1.2  Rumusan Masalah
Rumusan masalah yang dapat diambil dari makalah ini adalah:
1.    Bagaimanakah klasifikasi, morfologi, habitat dan kebiasaan udang vaname (Litopenaeus vannamei)?
2.    Bagaimanakah potensi dan keunggulan dari  udang vaname (Litopenaeus vannamei)?
3.    Bagaimanakah syarat budidaya udang vaname (Litopenaeus vannamei)?
4.    Bagaimanakah syarat lokasi budidaya (Litopenaeus vannamei)?

1.3  Tujuan
Tujuan yang dapat diambil dari makalah ini adalah:
1.    Mengetahui klasifikasi, morfologi, habitat dan kebiasaan udang vaname (Litopenaeus vannamei).
2.    Mengetahui potensi dan keunggulan dari  udang vaname (Litopenaeus vannamei).
3.    Mengetahui syarat budidaya udang vaname (Litopenaeus vannamei).
4.    Mengetahui syarat lokasi budidaya (Litopenaeus vannamei).


















BAB II
PEMBAHASAN

2.1  Klasifikasi, Morfologi, Habitat dan Kebiasaan
Klasifikasi  udang  vaname (Litopenaeus  vannamei)  menurut  Haliman dan Adiwijaya (2005) dalam Zulkarnain (2011), adalah sebagai berikut :
Kingdom                :  Animalia
Sub Kingdom        :  Metazoa
Filum                     :  Arthropoda
Sub Fillum             :  Crustacea
Kelas                     :  Malacostraca
Sub Kelas              :  Eumalacostraca
Super Ordo           :  Eucarida
Ordo                      :  Decapoda
Sub Ordo              :  Dendrobranchiata
Famili                    :  Penaeidae
Genus                   :  Litopenaeus
Spesies                 :  Litopenaeus vannamei
 







                                         (Hudi dan Shahab, 2001)
·         Morfologi Eksternal
Umumnya   tubuh  udang  vaname  dibagi  menjadi  dua bagian,  yaitu bagian  kepala  yang  menyatu  dengan  bagian  dada  disebut Cephalothorax  dan  bagian tubuh sampai ekor disebut Abdomen. Cephalothorax terlindung oleh cangkang yang terbuat dari  chitin yang disebut carapace. Bagian ujung  cephalotoraxyang runcing dan bergerigidisebut  rostrum.  Udang  vannamei  memiliki  2  gerigi  di  bagian  ventral  rostrum sedangkan di bagian dorsalnya memiliki 8 sampai 9 gerigi. Tubuh  udang  vannamei  beruas-ruas  dan  tiap  ruas  terdapat  sepasang anggota badan yang umumnya bercabang dua atau  biramus.

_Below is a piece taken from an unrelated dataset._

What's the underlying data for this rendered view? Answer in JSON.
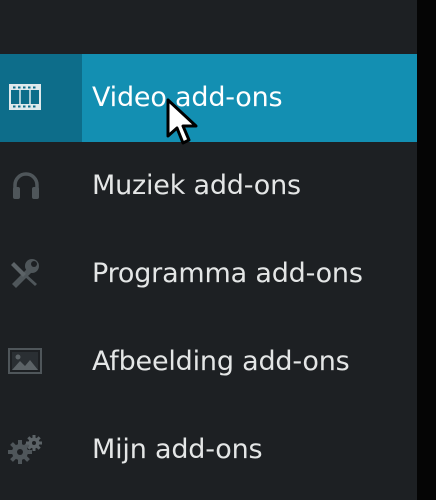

Keseluruhan ruas  badan  udang  vannamei  umumnya  sebanyak  20  buah.  Seperti crustacea lainya, udang memiliki bentuk tubuh simetris bilateral. Tubuhnya di lindungi oleh exoskeleton (cangkang luar) dan dibagi menjadi dua bagian yaitu : cephalothorax (salah satu bagian yang unik) dan perut (beberapa bagian yang diartikulasikan). Tubuhnya ditutupi oleh kerangka chitin kurang lebih mengandung kalsium karbonat. Organnya sangat fleksibel dalam artikulasi perut yang berguna untuk  memungkinkan adanya gerakan. Di bagian  kepala, terdapat antennules dan antena yang berfungsi sebagai  sensorik. Terdapat rahang dan dua pasang maksila membentuk struktur rahang seperti yang terlibat dalam menghancurkan makanan. Appendages  dari cephalothorax bervariasi berdasarkan bentuk dan fungsnya. Maxillipeds adalah yang pertama tiga pasang appendages, dimodifikasi untuk mengambil makanan dan lima pasang yang tersisa merupakan kaki jalan berjalan (pereopods). Terdapat Lima pasang kaki renang (pleopods) pada perut.
 










                                          (google image, 2015)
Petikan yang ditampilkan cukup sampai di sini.